Sault Ste, Marie Mayor Christian Provenzano disclosed Monday that he's had discussions with Police Chief Hugh Stevenson about moving police headquarters downtown.
Provenzano confirmed at Monday's City Council meeting that the local police services board is interested in leaving its existing building on Second Line.
"From my personal perspective, if a new building is built... I would like to see that building built in the downtown," the mayor said.
"I would like to see all those employees brought into the downtown core. I think there's a lot of sense to locate the building in the downtown."
"We're not there yet, but that is a potential for the future.
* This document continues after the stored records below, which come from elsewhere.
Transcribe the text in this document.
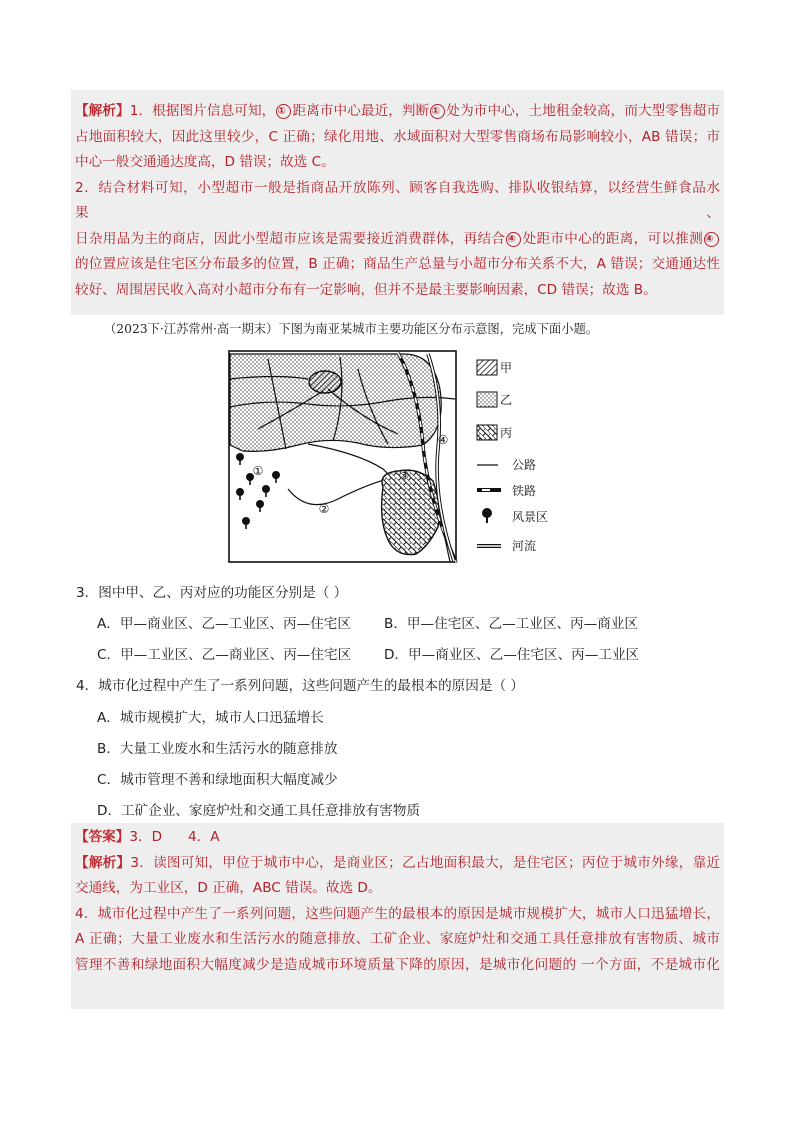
【解析】1．根据图片信息可知， ① 距离市中心最近，判断 ① 处为市中心，土地租金较高，而大型零售超市

占地面积较大，因此这里较少，C 正确；绿化用地、水域面积对大型零售商场布局影响较小，AB 错误；市

中心一般交通通达度高，D 错误；故选 C。

2．结合材料可知，小型超市一般是指商品开放陈列、顾客自我选购、排队收银结算，以经营生鲜食品水果、

日杂用品为主的商店，因此小型超市应该是需要接近消费群体，再结合 ④ 处距市中心的距离，可以推测 ④

的位置应该是住宅区分布最多的位置，B 正确；商品生产总量与小超市分布关系不大，A 错误；交通通达性

较好、周围居民收入高对小超市分布有一定影响，但并不是最主要影响因素，CD 错误；故选 B。

（2023下·江苏常州·高一期末）下图为南亚某城市主要功能区分布示意图，完成下面小题。
①
②
③
④
甲
乙
丙
公路
铁路
风景区
河流
3．图中甲、乙、丙对应的功能区分别是（ ）
A．甲—商业区、乙—工业区、丙—住宅区 B．甲—住宅区、乙—工业区、丙—商业区
C．甲—工业区、乙—商业区、丙—住宅区 D．甲—商业区、乙—住宅区、丙—工业区
4．城市化过程中产生了一系列问题，这些问题产生的最根本的原因是（ ）
A．城市规模扩大，城市人口迅猛增长
B．大量工业废水和生活污水的随意排放
C．城市管理不善和绿地面积大幅度减少
D．工矿企业、家庭炉灶和交通工具任意排放有害物质

【答案】3．D      4．A

【解析】3．读图可知，甲位于城市中心，是商业区；乙占地面积最大，是住宅区；丙位于城市外缘，靠近

交通线，为工业区，D 正确，ABC 错误。故选 D。

4．城市化过程中产生了一系列问题，这些问题产生的最根本的原因是城市规模扩大，城市人口迅猛增长，

A 正确；大量工业废水和生活污水的随意排放、工矿企业、家庭炉灶和交通工具任意排放有害物质、城市

管理不善和绿地面积大幅度减少是造成城市环境质量下降的原因，是城市化问题的 一个方面，不是城市化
That's a potential consideration for a new building if the police services board gets to that decision," Provenzano said.
The issue was raised at Monday's council meeting by Ward 3 Coun. Matthew Shoemaker.
"For probably four or five police chiefs now, the chiefs have been talking about the need for a new police services building," Shoemaker said during discussion of a new report on downtown safety.
Shoemaker said it's widely believed that most calls for police service are to the downtown area.
"Locating it in an area near where the majority of calls are would make some sense."
"Identifying the downtown as the location – if there is to be a future build – is something that needs to happen early on in the process, so there is not scouting of locations outside of the downtown."
"I do agree that a building assessment on the existing building should be done first."
But if a new building is considered, the first step should be a stipulation that it be located downtown, Shoemaker said.
Putting the police headquarters downtown makes sense both from a security standpoint, and because it would help with downtown revitalization, the councillor added.
Ward 2 Coun. Lisa Vezeau-Allen, a member of the police services board, said meetings have been held with Malcolm White, the city's chief administrative officer, to determine what the process would be to rebuild or replace the Second Line headquarters.
"Right now, it's at internal consultation and there has been a staff person designated to doing some fact-finding and surveying," Vezeau-Allen said.
Mayor Provenzano, also a police board member, said it must first be determined whether the existing police headquarters building can be retrofitted to meet current needs, and at what cost.
"Then you would compare those costs to what the cost for a new building is."
"I understand that Sudbury and Thunder Bay are going through the same process. They might be a little farther along. The costs for new buildings in Sudbury and Thunder Bay have been significant. I expect the same thing would be in Sault Ste. Marie," Provenzano said.
Both the mayor and Coun. Vezeau-Allen acknowledged the police substation at Station Mall.
Vezeau-Allen described the so-called 'jump' station as being "very active," with bike patrols and the community mobilization unit using the space.
The community mobilization unit is comprised of four members of a mobile crisis rapid response team, plus another four community safety officers.
The new downtown safety plan was approved by councillors on Monday night.
Among other recommendations, it calls for using paid and volunteer uniformed 'ambassadors,' surveillance cameras and Crime Prevention Through Environment Design initiatives.